第23話 楽園 1

 ティアの言うあの話とは、人類が環境に適応できなくなって次々に死んでいったとき、一部の人間がシェルターを作って避難していた、という話のことだ。


 そこは自然の脅威からも捕食者たちからも守られた楽園のような場所で、そこへたどり着ければ人類は再びかつてのように安全な暮らしを手に入れることができると、おとぎ話のように語られてきた。もしかすると今、その楽園にたどり着いたのかもしれない、ティアはそんな淡い期待を抱いていた。


「確かに、彼らはずっと地下で暮らしているようだし、設備も何もかもが劣化していない。とても拾ってきた道具を修理して使ってるというレベルじゃないよね。彼らは初めからここにいたと考えるのが自然だ」


 チェイスもティアと同じように考えているらしい。その上、ティアにも血の繋がった家族がいると分かった。自分の生い立ちについてようやく知ることができる、その可能性にティアは胸が躍った。


 それからティアとチェイスは何度か彼らと対話の機会を持ち、ティアたち遺跡の住人らの暮らしぶりやここまで来た経緯を話した。そしてエアたちシェルターの住人も同じようにこれまでのことを二人に説明した。


 エアの話は、概ね予想通りのものだった。数々の異変と多くの死者により存亡の縁に立たされた人類は、巨大な地下シェルターを建造し避難計画を立てた。ただそれは、多くの名もない人々にはもたらされない福音ふくいんだった。


 地下シェルターに避難し、方舟に乗った人々。その話の通りだとすればそれ以外の人々は見捨てられた者ということになる。複雑な思いが無いと言えば嘘になるだろう。事実、チェイスは固く唇を結び、組んだ両腕にも力が込められている。だが、今目の前にいる彼らが外の人間に危害を加えたわけではない。彼らは彼らの危機と困難を乗り越えて生き延びたのだ。その事実がチェイスをどうにか冷静の中に押し留めた。


 エアたちシェルターの人々は、終末の試練を克服できなかったために地下に籠もって暮らしてきた。太陽の光を避け、食べ物にも気を使い、地下での自給自足の暮らしを維持してきたというのだ。ティアたちにはにわかに実感がわかない。

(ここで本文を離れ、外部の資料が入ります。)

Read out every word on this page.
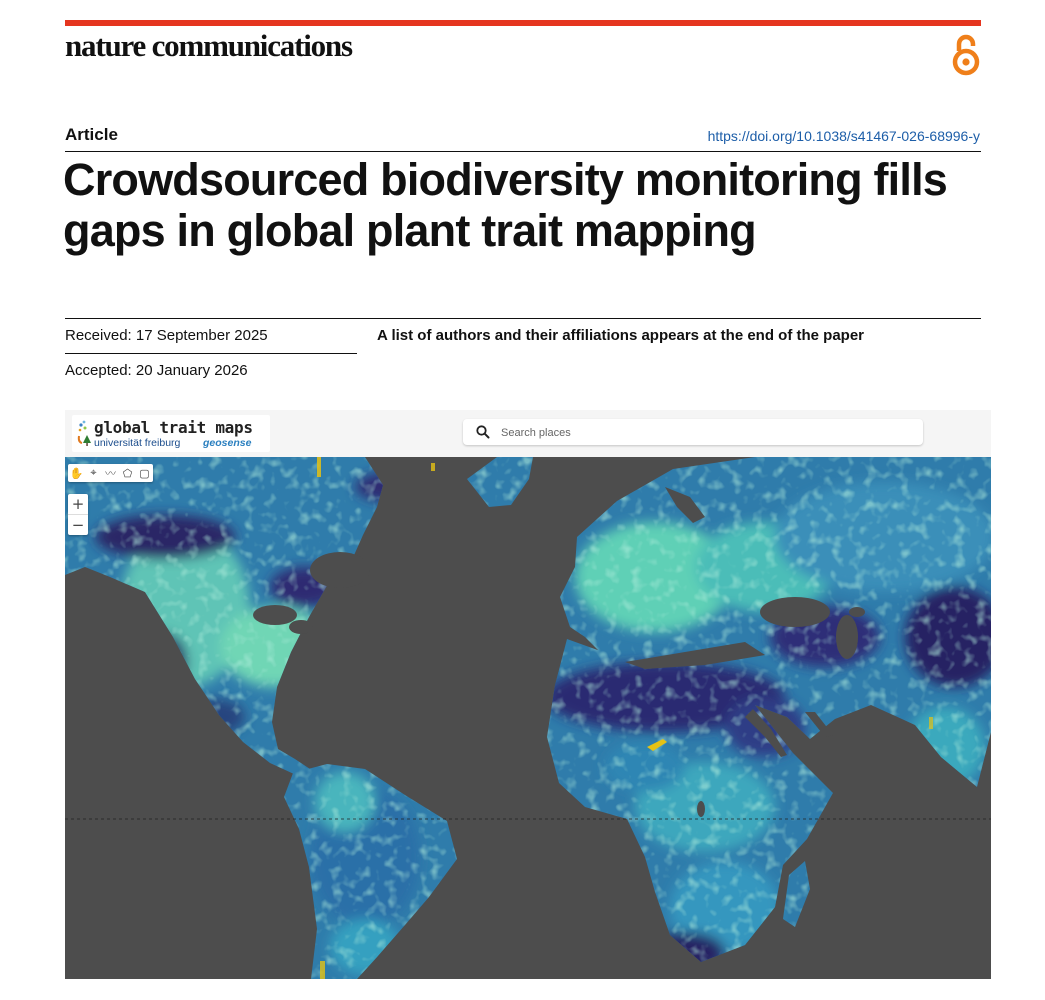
nature communications
Article	https://doi.org/10.1038/s41467-026-68996-y
Crowdsourced biodiversity monitoring fills gaps in global plant trait mapping
Received: 17 September 2025
Accepted: 20 January 2026
A list of authors and their affiliations appears at the end of the paper
global trait maps
universität freiburg geosense
Search places
✋ ⌖ 〰 ⬠ ▢
+
−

「僕たちは、外で暮らすことができないんだ。陽の光は僕らの肌を焼いてしまうんだよ」


 エアはそう言って悲しげに微笑んだ。その表情から、ただの日焼けでないことは察しが付く。更に、彼らは獣の肉や穀物をそのまま食べることも出来ないと言う。アレルギー反応で呼吸困難に陥ったり、異常蛋白プリオンの生成によって脳障害を起こしたりするのだと。そのため彼らは加工した食物以外を口にできない。日中は屋外に出ることも出来ず、全身を覆う防護服で日没後に活動する。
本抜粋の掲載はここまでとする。